I think this is changing. Over the past year a lot of fitness providers have seen the gap to fill in the demand. And people are starting to accept it and look into it from a different perspective. Rather than just going to gyms to get a nice body before the summer.


Are Egyptians’ lifestyles unhealthy by nature – especially now?

I think so. It’s the way we were brought up. And all our habits; our eating habits, our education and our understanding of nutrition are not what they should be.


Some people work out only to take selfies. Are they doing it for others or themselves?

I think it’s just a social media thing. From another point of view, people are trying to boost their self esteem by looking better. They’re trying to overcome their insecurities, which is not wrong. However, if you’re doing it for the right reasons it becomes a habit. I think people are getting more understanding of what fitness is. A lot of people criticize it and say it’s a trend, but I say “at least we have a good trend”.


Do you think this is a trend that’s going to last?

Yes, because people are more aware of what’s going on. People want to live a healthy lifestyle.
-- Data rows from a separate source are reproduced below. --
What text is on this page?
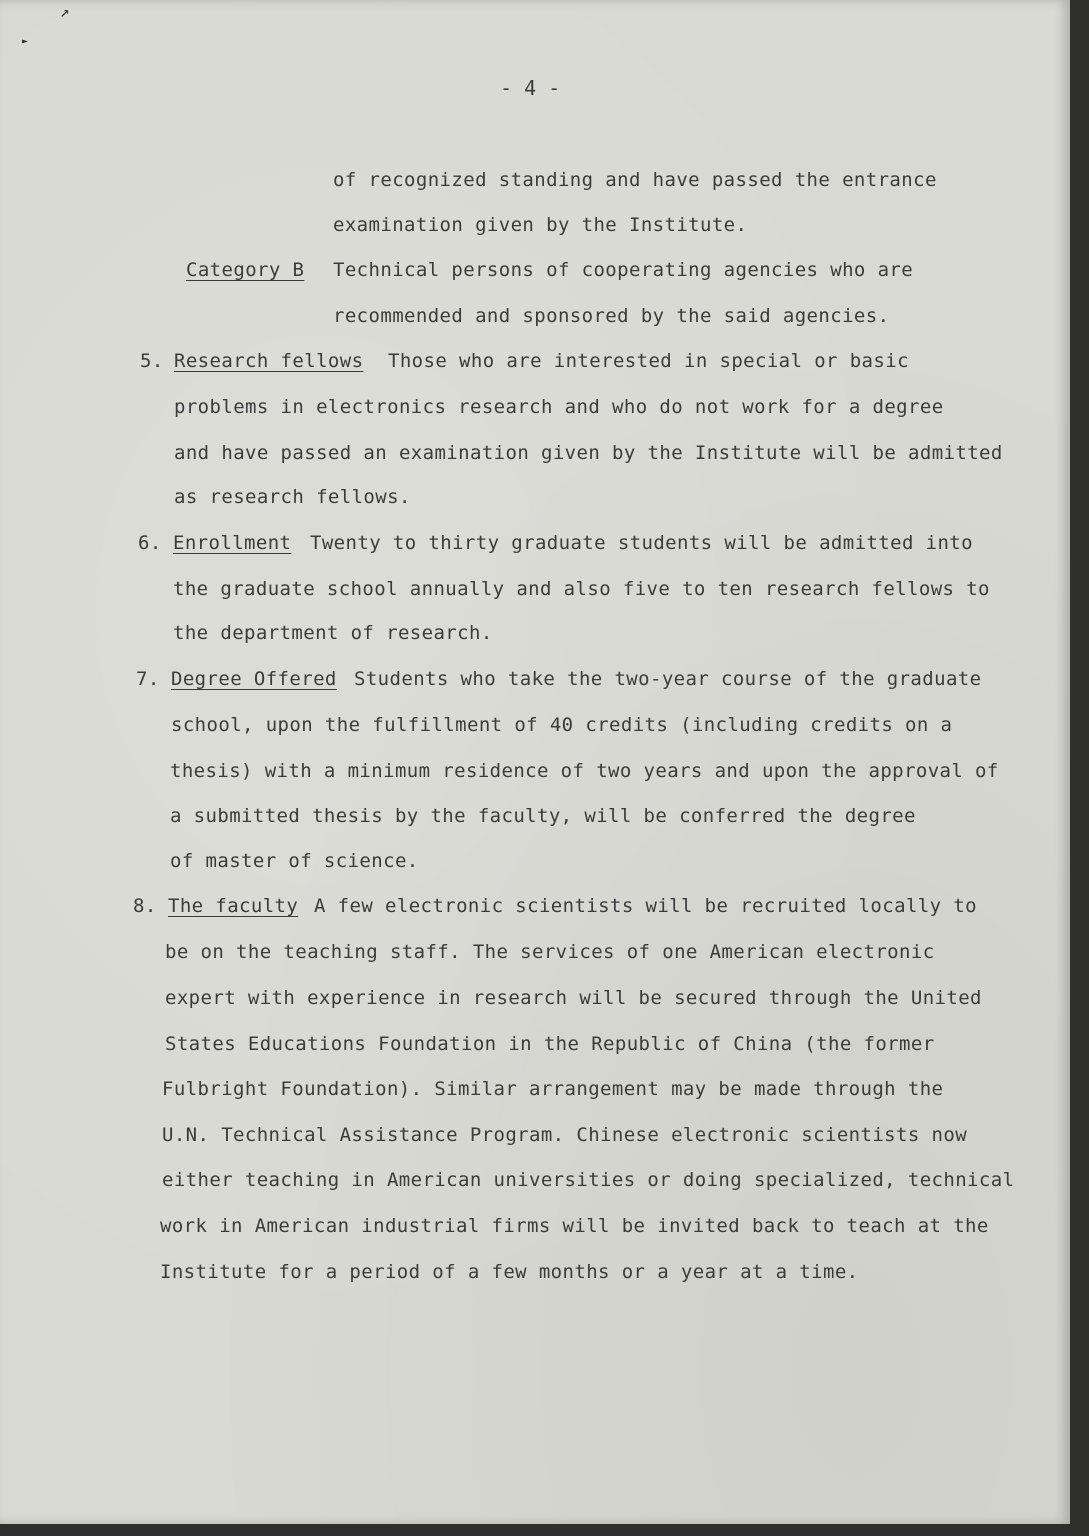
↗
►
- 4 -
of recognized standing and have passed the entrance
examination given by the Institute.
Category B Technical persons of cooperating agencies who are
recommended and sponsored by the said agencies.
5. Research fellows Those who are interested in special or basic
problems in electronics research and who do not work for a degree
and have passed an examination given by the Institute will be admitted
as research fellows.
6. Enrollment Twenty to thirty graduate students will be admitted into
the graduate school annually and also five to ten research fellows to
the department of research.
7. Degree Offered Students who take the two-year course of the graduate
school, upon the fulfillment of 40 credits (including credits on a
thesis) with a minimum residence of two years and upon the approval of
a submitted thesis by the faculty, will be conferred the degree
of master of science.
8. The faculty A few electronic scientists will be recruited locally to
be on the teaching staff. The services of one American electronic
expert with experience in research will be secured through the United
States Educations Foundation in the Republic of China (the former
Fulbright Foundation). Similar arrangement may be made through the
U.N. Technical Assistance Program. Chinese electronic scientists now
either teaching in American universities or doing specialized, technical
work in American industrial firms will be invited back to teach at the
Institute for a period of a few months or a year at a time.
Did social media attention help with people wanting to get more fit?

I think it helped a lot because we’ve been getting more involved with what’s going on abroad. We’re getting affected with what’s going on in the world and how everyone is looking to live a healthier life.
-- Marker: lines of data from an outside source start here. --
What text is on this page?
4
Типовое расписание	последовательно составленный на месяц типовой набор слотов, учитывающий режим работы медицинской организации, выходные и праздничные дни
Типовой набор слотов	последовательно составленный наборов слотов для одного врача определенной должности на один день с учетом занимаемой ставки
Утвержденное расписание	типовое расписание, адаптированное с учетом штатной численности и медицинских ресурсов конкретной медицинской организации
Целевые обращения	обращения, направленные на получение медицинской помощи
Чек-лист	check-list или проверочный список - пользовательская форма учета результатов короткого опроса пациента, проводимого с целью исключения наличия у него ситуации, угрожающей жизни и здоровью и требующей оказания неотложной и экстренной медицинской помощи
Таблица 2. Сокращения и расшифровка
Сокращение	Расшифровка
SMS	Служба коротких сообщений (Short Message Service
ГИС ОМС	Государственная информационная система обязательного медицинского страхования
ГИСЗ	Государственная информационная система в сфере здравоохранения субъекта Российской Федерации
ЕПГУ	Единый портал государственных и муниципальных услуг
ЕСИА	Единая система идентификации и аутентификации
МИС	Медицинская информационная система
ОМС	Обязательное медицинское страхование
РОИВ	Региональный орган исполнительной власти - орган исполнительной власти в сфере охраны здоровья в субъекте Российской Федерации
Some women demand too much of themselves, wanting to be too skinny. Do we still have lots to combat in terms of body image?

I think this era’s over. People are starting to understand what fitness is all about. When they just drop 10 kilos, then try to perform with their body and they can’t do it, they know there’s a hole there. So I don’t think the skinny look is what every girl is trying to achieve anymore.


Egyptians feel like fitness is a luxury. True or false?

I think this comes from the educational background. It’s not a luxury, we should not target the A class only. Fitness should be available for everyone.


How would you combat it and raise awareness?

It needs to be on a much bigger scale. We need educational system for instructors as well as people. I think over the years we could have academies to teach the instructors. And later on it can go to the masses.


Do you think what you’ve done with Befit Egypt would have been possible without social media?

It would’ve been possible on a much smaller scale. It would have taken much longer to build a brand, and to hit the numbers that we’re hitting today. I think social media had a great snowball effect.